On the long, laminated English menu, I found an array of omurice choices, some with rice on the inside, others presented open-faced. There was an option to add ham, beef, prawns, or demi-glace. But I was undeterred, ordering the namesake, "Tampopo Omelet": a plain omelet, half-cooked and soft inside, on top of ketchup-flavored chicken fried rice, also known by its onomatopoeia, fuwa fuwa toro toro (fluffy and creamy). At the bottom of the page there were three guidelines for eating omurice:
Cut the center of the omelet.
Then, open from the middle.
Put sauce as you like.
What arrived at my table was an unadorned omelet perched atop perched atop the expected, and much anticipated, ketchup rice studded with small cubes of cooked chicken thigh. On the side, a well-worn stainless-steel gravy boat—filled with ketchup. While I don’t remember eating it, I do remember enjoying it, inhaling breakfast for dinner without uttering a word. 20 minutes later, I paid and left fully satisfied.

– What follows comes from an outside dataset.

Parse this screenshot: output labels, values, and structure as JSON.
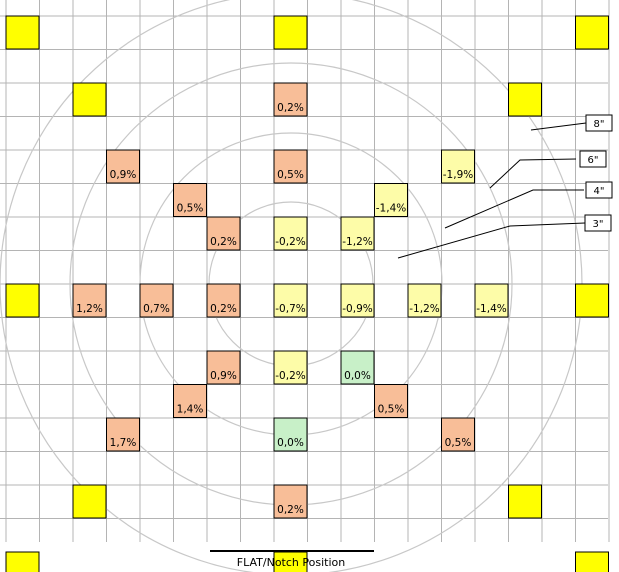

A day later, and eager for another bite, I asked around to see if anyone had friends or family in Tokyo who might be able to teach me the ways of omurice. Rich Morin, a chef-friend from Boston, messaged me that his wife’s sister might have a friend who could assist. He added, “If you don’t like ketchup, don’t even bother showing up!”
I took the Keio Line to Sakaurajosui, where Morin’s sister-in-law Chiharu met me at the station. We walked back to what I thought would be her apartment, but instead, it was a nursery school decorated with children’s art and toys. There, her sister Chihiro was waiting with her young son and two friends, Ohiaki and Yuri, who were there to interpret. Minutes later, a cooking teacher named Naoko showed up with a plastic container of precooked rice, an assortment of raw ingredients (chicken, onion, carrots), and of course, a carton of eggs.
We went over the steps, which were just the same as I’d studied in the videos: Cook the chicken. Then the vegetables. Add the rice and mix. Naoko emphasized a special little step, making a well in the center of the rice as you would in flour for eggs yolks while making pasta. She added a few tablespoons of ketchup to the center of the pan and reduced it to concentrate the flavor, as if using tomato paste rather than tomato sauce. Naoko then handed me a small spoon of ketchup rice.
“Ketchup-y?” she asked.
“Yes, ketchup-y,” I said.
The other women gathered around for what I’ll refer to as “the scrambling”—gawking, just as I was, at what would be the scene stealer: the omelet. Naoko added a knob of butter to the pan, cooking the egg nearly halfway while constantly making figure eights with her saibashi. In her first attempt, she made an open-faced half-cooked omelet, which shrouded the pile of rice below.
While I don’t remember eating it, I do remember enjoying it, inhaling breakfast for dinner without uttering a word.
In her second attempt, she cooked the eggs about a third of the way before adding them back to the bowl she beat them in, re-scrambling them off the heat, mitigating any overcooking. Naoko told me that cooking the eggs properly is the most difficult part (you can always hide bad rice). But with the flip of a wrist, an ample omelet slid from the pan onto the rice. A surgical slice across its length—and the omurice unfurled like a blooming flower.
On another omurice (we made at least five), she wrote my name in kanji with ketchup on the exterior of the omelet, an informal introduction of me to omurice. Chiharu’s two daughters and Chihiro’s eldest showed up right on time, as if a lunch whistle had been blown. We sampled the many omurice Naoko made, and I found myself surrounded by a table of new friends, eating off of melamine plates with colorful plastic spoons. Naoko told me it takes about 30 times to make great omurice.